"Quite likely. I think they try. One wet and miserable night I went to see. But remembering, as I did, the immortal Katherine of Rehan and the hardly less magnificent Petruchio of Skinner, I never should have gone. There was only one redeeming feature."

"What was that?"

"When the scene comes, watch how this man carries Katherine off. That's one great test. See if he backs her up onto a bench; see if he guides her premeditated fall to the precise center of equilibrium of his shoulders; see if he staggers painfully off with his knees tottering, almost flapping beneath him. By heavens, I have seen Skinner abduct a one hundred and sixty pound Katherine with as little effort as if she had been a wicker basket full of eggshells!"

"Is this dramatic criticism?" asked Helen, maliciously.

"Perhaps not of the academic brand," admitted Smith, laughingly; "but I believe it's good sound criticism just the same. If a man is going to play the swashbuckler, I like to see him able to swash his buckle. But seriously, I shouldn't have objected to that one bad piece of business if it hadn't seemed to me that the whole performance was out of key and wrong. But here's the curtain going up."

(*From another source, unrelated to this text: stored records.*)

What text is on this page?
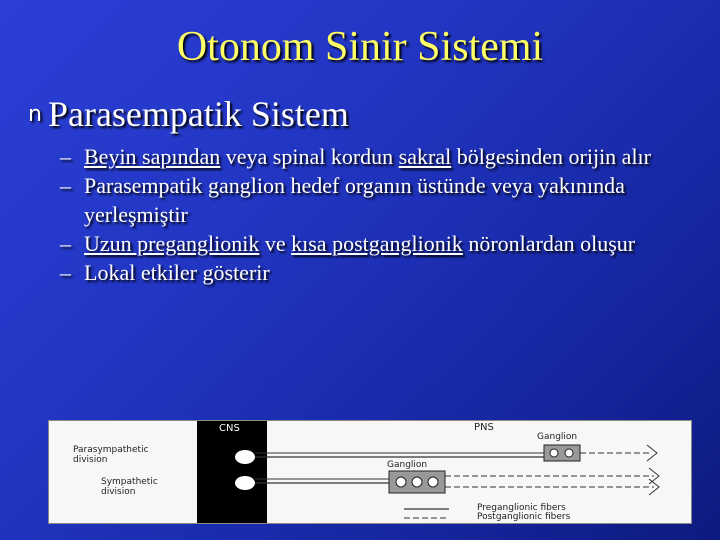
Otonom Sinir Sistemi
n Parasempatik Sistem

– Beyin sapından veya spinal kordun sakral bölgesinden orijin alır

– Parasempatik ganglion hedef organın üstünde veya yakınında yerleşmiştir

– Uzun preganglionik ve kısa postganglionik nöronlardan oluşur

– Lokal etkiler gösterir

CNS	PNS
Ganglion
Ganglion
Parasympathetic division
Sympathetic division
Preganglionic fibers
Postganglionic fibers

The curtain rose on Signor Baptista's house, and for the next half hour farce comedy supreme held the audience in its grasp.

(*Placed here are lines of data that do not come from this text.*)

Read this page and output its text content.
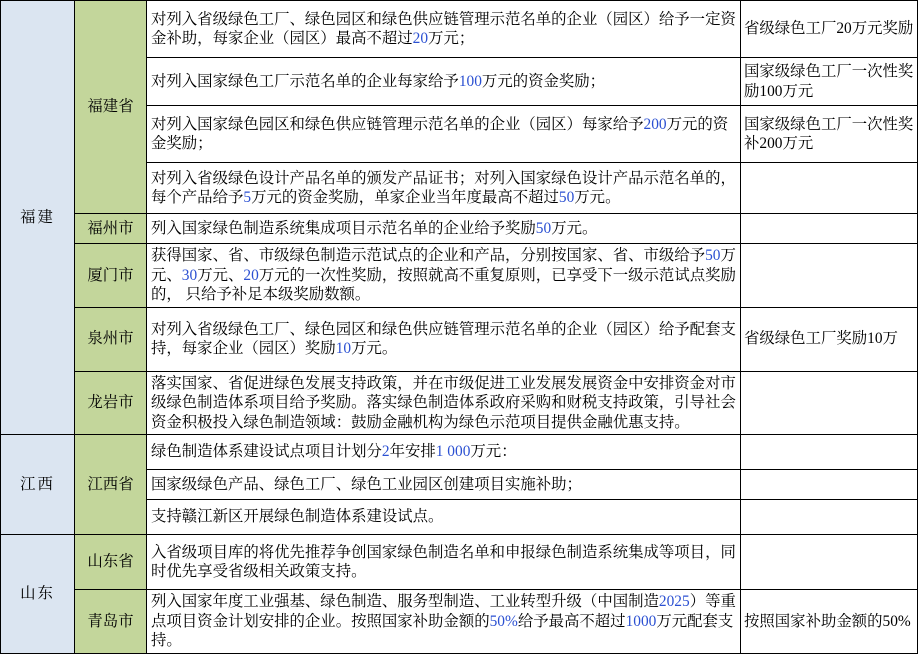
福建	福建省	对列入省级绿色工厂、绿色园区和绿色供应链管理示范名单的企业（园区）给予一定资金补助，每家企业（园区）最高不超过20万元；	省级绿色工厂20万元奖励
		对列入国家绿色工厂示范名单的企业每家给予100万元的资金奖励；	国家级绿色工厂一次性奖励100万元
		对列入国家绿色园区和绿色供应链管理示范名单的企业（园区）每家给予200万元的资金奖励；	国家级绿色工厂一次性奖补200万元
		对列入省级绿色设计产品名单的颁发产品证书；对列入国家绿色设计产品示范名单的，每个产品给予5万元的资金奖励，单家企业当年度最高不超过50万元。	
	福州市	列入国家绿色制造系统集成项目示范名单的企业给予奖励50万元。	
	厦门市	获得国家、省、市级绿色制造示范试点的企业和产品，分别按国家、省、市级给予50万元、30万元、20万元的一次性奖励，按照就高不重复原则，已享受下一级示范试点奖励的， 只给予补足本级奖励数额。	
	泉州市	对列入省级绿色工厂、绿色园区和绿色供应链管理示范名单的企业（园区）给予配套支持，每家企业（园区）奖励10万元。	省级绿色工厂奖励10万
	龙岩市	落实国家、省促进绿色发展支持政策，并在市级促进工业发展发展资金中安排资金对市级绿色制造体系项目给予奖励。落实绿色制造体系政府采购和财税支持政策，引导社会资金积极投入绿色制造领域：鼓励金融机构为绿色示范项目提供金融优惠支持。	
江西	江西省	绿色制造体系建设试点项目计划分2年安排1 000万元：	
		国家级绿色产品、绿色工厂、绿色工业园区创建项目实施补助；	
		支持赣江新区开展绿色制造体系建设试点。	
山东	山东省	入省级项目库的将优先推荐争创国家绿色制造名单和申报绿色制造系统集成等项目，同时优先享受省级相关政策支持。	
	青岛市	列入国家年度工业强基、绿色制造、服务型制造、工业转型升级（中国制造2025）等重 点项目资金计划安排的企业。按照国家补助金额的50%给予最高不超过1000万元配套支持。	按照国家补助金额的50%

"Katherine is very good, don't you think?" queried Helen, when once more the inane wanderings of the orchestra began to compete with the conversation.

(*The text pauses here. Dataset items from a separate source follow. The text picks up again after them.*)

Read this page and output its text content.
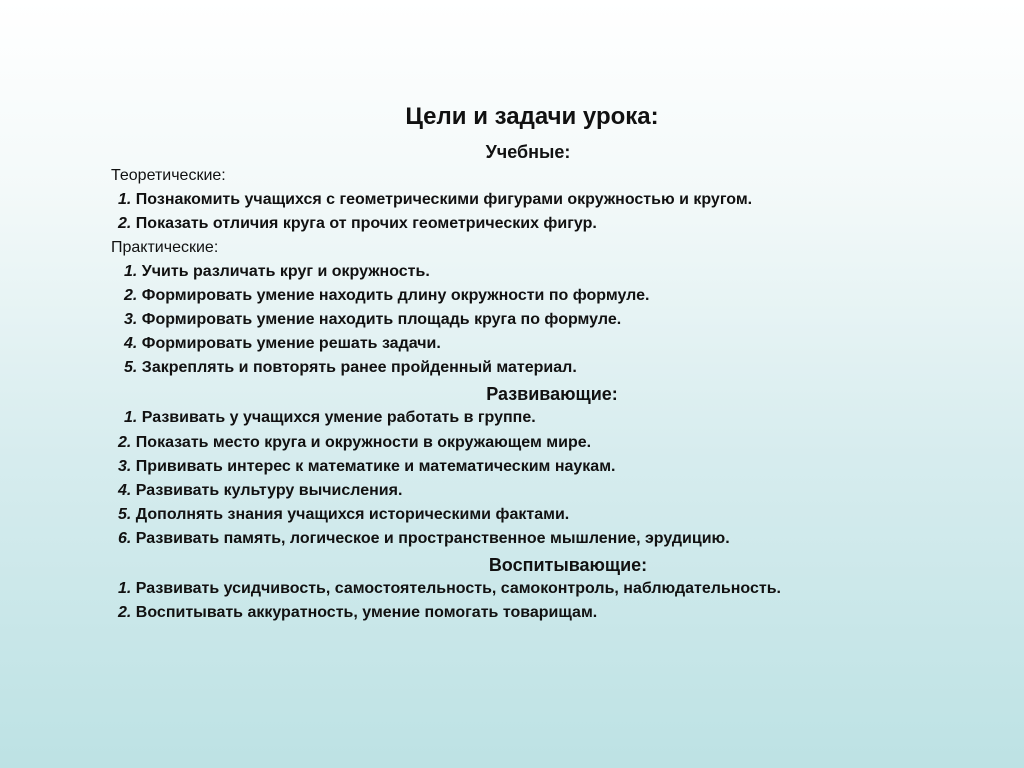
Цели и задачи урока:
Учебные:
Теоретические:
1. Познакомить учащихся с геометрическими фигурами окружностью и кругом.
2. Показать отличия круга от прочих геометрических фигур.
Практические:
1. Учить различать круг и окружность.
2. Формировать умение находить длину окружности по формуле.
3. Формировать умение находить площадь круга по формуле.
4. Формировать умение решать задачи.
5. Закреплять и повторять ранее пройденный материал.
Развивающие:
1. Развивать у учащихся умение работать в группе.
2. Показать место круга и окружности в окружающем мире.
3. Прививать интерес к математике и математическим наукам.
4. Развивать культуру вычисления.
5. Дополнять знания учащихся историческими фактами.
6. Развивать память, логическое и пространственное мышление, эрудицию.
Воспитывающие:
1. Развивать усидчивость, самостоятельность, самоконтроль, наблюдательность.
2. Воспитывать аккуратность, умение помогать товарищам.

"Very good indeed; I like her rages."

"I have always been sorry that I never saw Ada Rehan; every one who ever saw her says just as you do that no one could equal her."

"I'm sure no one could. I have seen her sit with her hands in her lap and tears—genuine tears—streaming down her cheeks for very rage when Petruchio harries her in this act. Heavens! but she was in a fine fury! Do you know that the only objection I ever had to this play was that I grew sorry for Katherine—sorry to see her proud neck bent to any yoke, so to speak."